Seis meses antes, na cidade de Minneapolis, Minessota, Estados Unidos, acusado de tentar trocar uma nota falsa de 20 dólares, George Floyd, homem negro da mesma estatura que Freitas, foi imobilizado por um policial com o joelho em seu pescoço por 8 minutos, também vindo a falecer. O ato teve repercussão mundial.

No dia 3 de março de 1991, em Los Angeles, Rodney King, um jovem trabalhador afroamericano de 26 anos, foi interceptado por três viaturas e um helicóptero da polícia que o perseguiam por excesso de velocidade. Ao se recusar a sair do veículo, foi ameaçado com uma arma de fogo apontada para seu rosto. Alguns segundos depois, ele obedeceu e se deitou no chão; sofreu muitos golpes com uma arma de eletrochoque.

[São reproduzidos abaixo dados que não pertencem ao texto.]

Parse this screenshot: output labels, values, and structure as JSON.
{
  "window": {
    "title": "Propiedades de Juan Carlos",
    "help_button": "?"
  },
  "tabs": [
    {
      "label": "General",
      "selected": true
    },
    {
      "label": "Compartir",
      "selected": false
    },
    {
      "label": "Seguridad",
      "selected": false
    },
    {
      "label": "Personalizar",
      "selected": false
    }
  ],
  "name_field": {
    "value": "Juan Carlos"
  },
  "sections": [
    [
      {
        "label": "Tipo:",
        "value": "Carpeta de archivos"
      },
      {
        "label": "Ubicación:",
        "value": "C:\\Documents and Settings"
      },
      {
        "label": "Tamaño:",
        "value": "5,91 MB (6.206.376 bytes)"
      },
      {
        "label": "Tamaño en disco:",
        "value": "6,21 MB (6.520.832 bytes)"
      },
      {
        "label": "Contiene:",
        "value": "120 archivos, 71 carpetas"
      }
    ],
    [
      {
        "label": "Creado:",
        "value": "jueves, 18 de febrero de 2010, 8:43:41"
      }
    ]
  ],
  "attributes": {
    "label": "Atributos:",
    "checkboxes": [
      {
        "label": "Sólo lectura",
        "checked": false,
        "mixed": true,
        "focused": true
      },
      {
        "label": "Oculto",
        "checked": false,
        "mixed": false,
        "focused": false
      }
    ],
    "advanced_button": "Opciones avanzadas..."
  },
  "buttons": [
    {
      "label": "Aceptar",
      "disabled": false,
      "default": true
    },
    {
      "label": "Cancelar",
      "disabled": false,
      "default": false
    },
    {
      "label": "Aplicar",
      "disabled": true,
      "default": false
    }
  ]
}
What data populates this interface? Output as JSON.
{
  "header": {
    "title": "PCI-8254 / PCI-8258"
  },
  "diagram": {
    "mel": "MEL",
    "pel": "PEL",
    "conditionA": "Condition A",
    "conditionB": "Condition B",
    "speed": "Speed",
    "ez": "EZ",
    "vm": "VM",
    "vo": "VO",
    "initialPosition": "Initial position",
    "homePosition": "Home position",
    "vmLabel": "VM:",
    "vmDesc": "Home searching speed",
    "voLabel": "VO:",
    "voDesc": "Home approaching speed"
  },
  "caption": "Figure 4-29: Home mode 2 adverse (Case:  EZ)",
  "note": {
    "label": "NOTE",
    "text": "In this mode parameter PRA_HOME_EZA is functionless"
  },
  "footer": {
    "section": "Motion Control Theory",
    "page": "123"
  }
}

O ato foi filmado em uma câmera de VHS por um morador do bairro, os agressores foram inocentados por legítima defesa e o ato desencadeou uma série de revoltas nos Estados Unidos.

No ano de 2003, o então deputado federal Jair Bolsonaro, nos corredores do Congresso Nacional, tem uma acalorada discussão com sua colega parlamentar Maria do Rosário, em algum momento ele profere, entre , outras grosserias, a frase “eu não lhe estupro por que você não merece”. Bolsonaro não sofreu qualquer sanção por tal dito e se elegeu presidente do Brasil em 2018, e perdeu a reeleição para Lula em 2022 por 1.8 milhão de votos.

Em 2024 um grupo de deputados do PL, atual partido de Bolsonaro, entre eles seu filho Eduardo e Carla Zambelli, que um dia antes do pleito de 2022 perseguiu Luan Araujo, homem negro com uma arma de fogo pelo centro de São Paulo, apresentou um projeto de lei no qual o aborto, após 22 semanas de gestação, será punido como crime de estupro, o autor é um pastor chamado Sóstenes Cavalcante, homem branco de 49 anos e pastor da Assembléia de Deus.

A esfera pública nacional, em especial a esquerda governista, manifestou-se timidamente contra o PL, limitando-se a comentar que a gestante que cometeria o suposto crime teria uma punição maior do que o estuprador. Tanto a presidenta do PT Gleisi Hoffman quanto o presidente Lula afirmaram ser pessoalmente contra o aborto. E pior: o PT liberou sua base aliada no congresso para votar na tramitação do projeto em regime de urgência.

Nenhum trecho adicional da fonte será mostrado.